Gravado durante a pandemia, "Nenhuma dor" passou por estúdios no Rio de Janeiro, São Paulo, Lisboa, Madri, Los Angeles e Vitória. Desde dezembro, ele vinha sendo apresentado em singles duplos lançados nas plataformas digitais. A direção artística do disco mais uma vez fica a cargo de Marcus Preto, responsável pelos recentes "Estratosférica" (2015) e "A pele do futuro" (2018). Completam o time de convidados o capixaba Silva ("Só Louco"), o vocalista da banda Dônica, Zé Ibarra ("Meu bem, meu mal"), e Rubel ("Coração vagabundo"). Este último foi até duplamente contemplado por que chegou a fazer uma temporada com Gal e lançou um single ao vivo, em 2020, cantando com ela "Baby". Este single, inclusive, seduz pela espontaneidade e intimidade deles, com Gal encerrando a faixa chamando seu convidado de "gatinho". De diferentes formas, Gal usa essa mesma espontaneidade no seu novo disco, previsto para ser lançado em CD e LP - pela Biscoito Fino - neste mês. E, voltando às comparações, aquele cristal dos agudos da cantora de "Meu nome é Gal" ou "Nada mais" ganhou um tom opaco, com uma leve rouquidão. Mas isso não lhe tirou a força e a certeza do valor que tem essa voz.

Repertório por ordem de lançamento:

1. Avarandado (com Rodrigo Amarante. Original do disco "Domingo", 1967)

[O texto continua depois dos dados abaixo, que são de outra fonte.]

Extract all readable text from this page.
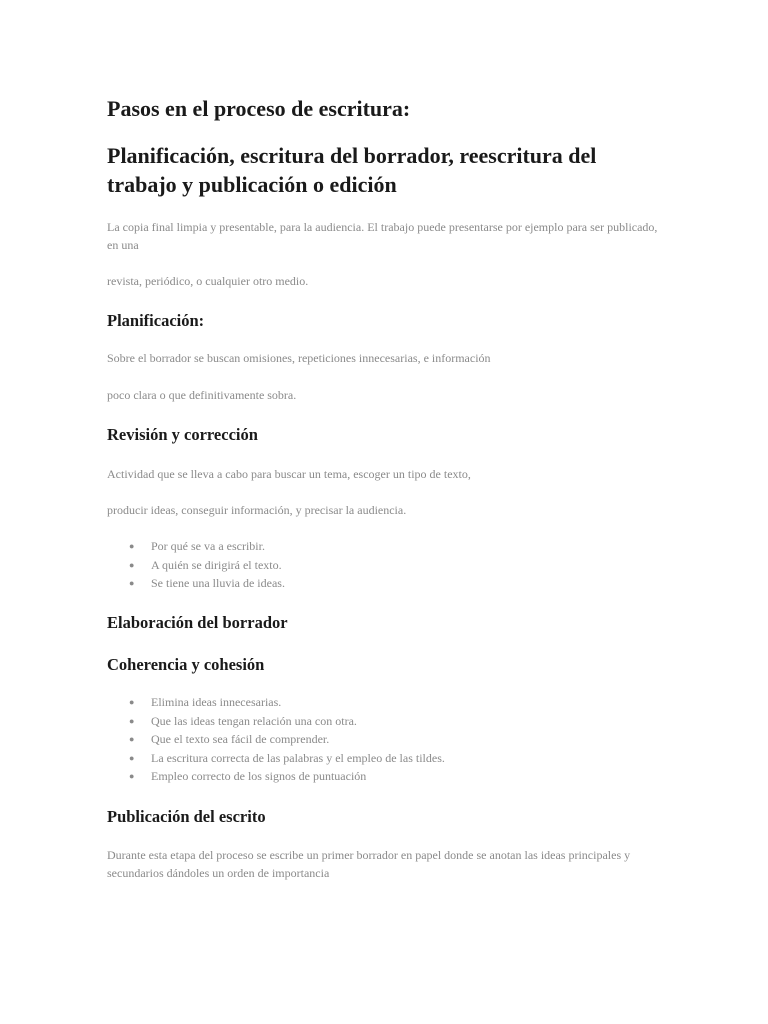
Pasos en el proceso de escritura:
Planificación, escritura del borrador, reescritura del trabajo y publicación o edición

La copia final limpia y presentable, para la audiencia. El trabajo puede presentarse por ejemplo para ser publicado, en una

revista, periódico, o cualquier otro medio.

Planificación:

Sobre el borrador se buscan omisiones, repeticiones innecesarias, e información

poco clara o que definitivamente sobra.

Revisión y corrección

Actividad que se lleva a cabo para buscar un tema, escoger un tipo de texto,

producir ideas, conseguir información, y precisar la audiencia.

● Por qué se va a escribir.
● A quién se dirigirá el texto.
● Se tiene una lluvia de ideas.
Elaboración del borrador
Coherencia y cohesión
● Elimina ideas innecesarias.
● Que las ideas tengan relación una con otra.
● Que el texto sea fácil de comprender.
● La escritura correcta de las palabras y el empleo de las tildes.
● Empleo correcto de los signos de puntuación
Publicación del escrito

Durante esta etapa del proceso se escribe un primer borrador en papel donde se anotan las ideas principales y secundarios dándoles un orden de importancia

2. Nenhuma dor (com Zeca Veloso. Original do disco "Domingo", 1967)

3. Juventude transviada (com Seu Jorge. Original do disco "Gal Tropical", 1979)

4. Meu bem, meu mal (com Zé Ibarra. Original do disco "Fantasia", 1981)

5. Negro amor (com Jorge Drexler. Original do disco "Caras&Bocas", 1977)

6. Coração vagabundo (com Rubel. Original do disco "Domingo", 1967)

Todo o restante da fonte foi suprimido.